The halos granted saints in art are not visible in mortal life. They are not demigods who walk upon clouds in this life but flesh-and-blood men and women whose feet tread the same grass and dirt as all mortals. The testimony about the saints should not project sanctity as something that is out-of-reach, but rather as a vital element of the calling of every Christian believer. If one is not committed to becoming a saint then any profession of faith is a sham. The problem with deifying saints is twofold. First, such action is a deception because these are ordinary men and women made exceptional by their response to grace in the settings where they find themselves. Second, such an attitude of placing saints on pedestals sends the message that holiness is out of reach for most of us. I have displayed pictures of saints in church as a testimony of our legacy of religious heroes. Lately I have played with the idea of placing a framed mirror in the entryway and telling everyone to look upon the newest saint in the church. The notion is that we should see ourselves as saints in the making.
Saints are often innovators to religious movements. True saints are catalysts for holiness in others. Our Lord, as the All Holy One, inspires many men and women to follow him. Of course, that which attracts some also repels others. Saints routinely draw kindred spirits to themselves along with encountering resistance from those who will oppose them. The lesson is proven again and again— the darkness cannot stand the light, it will do whatever it can to extinguish the burning candle.
Holiness is the sharing of the divine presence and thus something of God’s attributes. What does this mean? God is ultimately the Creator who keeps all things in existence. Any who would possess “the otherness” of God that we call holiness will necessarily find themselves infused with the “creative” spark. The saints build up rather than tear down. They create rather than destroy.

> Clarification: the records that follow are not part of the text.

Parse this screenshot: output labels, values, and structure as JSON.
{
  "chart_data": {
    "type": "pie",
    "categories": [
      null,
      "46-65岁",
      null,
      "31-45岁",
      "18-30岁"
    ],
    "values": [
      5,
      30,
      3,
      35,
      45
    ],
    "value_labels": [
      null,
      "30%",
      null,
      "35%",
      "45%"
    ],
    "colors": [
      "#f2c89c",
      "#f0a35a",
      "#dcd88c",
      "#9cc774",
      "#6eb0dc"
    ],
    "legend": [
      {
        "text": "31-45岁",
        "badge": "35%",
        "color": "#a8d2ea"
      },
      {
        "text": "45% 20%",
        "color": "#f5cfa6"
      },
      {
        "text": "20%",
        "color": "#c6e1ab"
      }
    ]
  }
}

While we like to imagine saints as men and women who are otherworldly, in truth they are grounded to their times and situations. Yes, they proclaim the kingdom by their words and actions, but everything is mediated through the world they know and share with others. What it means to be a saint and a fisher of men in a technological world is not the same as in first or second century AD Jerusalem or in the fading hub of the Roman Empire or in a medieval agrarian society ruled by princes. That is why the specificity of doctrines about God, the sacraments and the Church tend to be more specific and stable or complete than social and moral doctrines. The divine right of kings means little when there are few or no kings. A union of church and state might be preferred in a Catholic world but in a more pluralistic society, religious liberty might best preserve the rights and assets of the true faith. The Church must extrapolate from her basic principles when it comes to new ethical questions about in vitro fertilization, DNA manipulation and cloning. Computers and the internet can become incredible tools for evangelization and yet they also pose pressing dangers. Can we Christianize social media or at least tame its more savage tendencies? The saints must navigate in the times and worlds where they find themselves.
Further, saintliness does not have to be exotic or paraded before others. Quiet lives can be holy. Most saints will never be canonized. Holiness can be found in being a good wife and mother, in being a faithful husband and father, in being a friend who cares about others more than self, in being a worker or student who acts with integrity and is responsible to his or her state of life. As I have said so many times, the saints show us many ways to follow in the one way of Christ.